Data Movement & Placement
The Promise of NVMe Flexible Data Placement in Data Center Sustainability
By 2040, data centers could account for up to ~14% of all carbon emissions worldwide. Flash SSDs contribute to data center carbon emissions due to their limited endurance. The common practice of over-provisioning Flash SSDs to control write amplification, improve lifetime and optimize for total cost of ownership of data centers is inefficient and contributes to the carbon footprint. Considering the increased focus on data center climate impact and net-zero carbon goals, improving Flash SSD lifetime and utilization are key to reducing carbon emissions. Targeted data placement on SSDs is known to reduce write amplification and improve lifetime. The latest data placement technology - NVMe Flexible Data Placement (FDP), shows great promise in reducing carbon emissions with minimal engineering effort.

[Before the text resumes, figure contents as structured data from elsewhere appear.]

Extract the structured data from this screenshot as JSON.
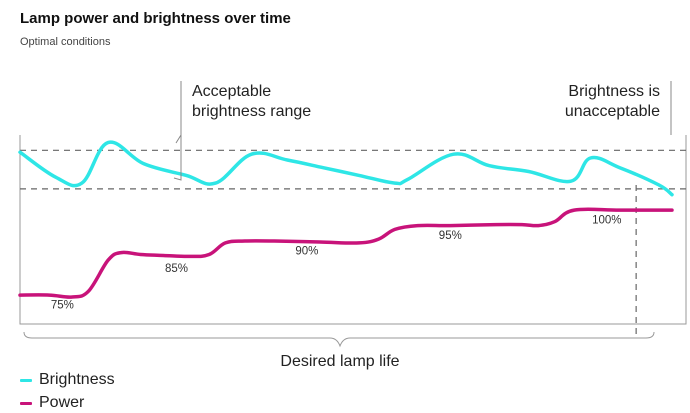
{
  "title": "Lamp power and brightness over time",
  "subtitle": "Optimal conditions",
  "colors": {
    "brightness": "#2ee6e6",
    "power": "#c8137a",
    "frame": "#9a9a9a",
    "dash": "#666666"
  },
  "chart_data": {
    "type": "line",
    "title": "Lamp power and brightness over time",
    "subtitle": "Optimal conditions",
    "xlim": [
      0,
      100
    ],
    "ylim": [
      0,
      100
    ],
    "grid": false,
    "legend_position": "bottom-left",
    "series": [
      {
        "name": "Brightness",
        "x": [
          0,
          5.5,
          9.5,
          13.5,
          19.0,
          25.5,
          30.0,
          35.5,
          41.0,
          46.5,
          52.0,
          57.5,
          59.5,
          66.5,
          72.0,
          78.0,
          84.5,
          87.5,
          92.0,
          98.0,
          100
        ],
        "y": [
          89,
          76,
          73,
          94,
          83,
          77,
          73,
          88,
          85,
          81,
          77,
          73,
          75,
          88,
          82,
          79,
          74,
          86,
          81,
          72,
          67
        ]
      },
      {
        "name": "Power",
        "x": [
          0,
          4.5,
          8.0,
          10.5,
          13.5,
          15.5,
          18.5,
          22.0,
          26.0,
          29.0,
          31.5,
          34.5,
          39.0,
          46.0,
          52.0,
          55.0,
          57.5,
          61.0,
          66.0,
          73.0,
          77.0,
          79.5,
          82.0,
          85.0,
          92.0,
          100
        ],
        "y": [
          15,
          15,
          14,
          17,
          33,
          37,
          36,
          35.5,
          35,
          36,
          42,
          43,
          43,
          42.5,
          42,
          44,
          49,
          51,
          51,
          51.5,
          51.5,
          51,
          53,
          59,
          59,
          59
        ]
      }
    ],
    "data_labels": [
      {
        "text": "75%",
        "x": 6.5,
        "y": 8
      },
      {
        "text": "85%",
        "x": 24.0,
        "y": 27
      },
      {
        "text": "90%",
        "x": 44.0,
        "y": 36
      },
      {
        "text": "95%",
        "x": 66.0,
        "y": 44
      },
      {
        "text": "100%",
        "x": 90.0,
        "y": 52
      }
    ],
    "reference_lines": [
      {
        "type": "horizontal",
        "y": 90,
        "style": "dashed"
      },
      {
        "type": "horizontal",
        "y": 70,
        "style": "dashed"
      },
      {
        "type": "vertical",
        "x": 94.5,
        "style": "dashed"
      }
    ],
    "annotations": [
      {
        "text_lines": [
          "Acceptable",
          "brightness range"
        ],
        "anchor": "acceptable-range"
      },
      {
        "text_lines": [
          "Brightness is",
          "unacceptable"
        ],
        "anchor": "unacceptable"
      },
      {
        "text": "Desired lamp life",
        "anchor": "bottom-brace"
      }
    ],
    "legend": [
      "Brightness",
      "Power"
    ]
  }
}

Providing control to applications to place their data with NVMe FDP results in more informed data placement strategies with minimal modifications to the application stack. Consequently, this leads to reduced SSD write amplification and enables better utilization. In this talk, we explore NVMe FDP’s future in Data Center Sustainability by showcasing its ability to reduce embodied (endurance) and operational (power) carbon emissions for systems at scale. We use several example workloads and CacheLib - a deployed system at scale, to illustrate the impact and reduction in carbon emissions with NVMe FDP.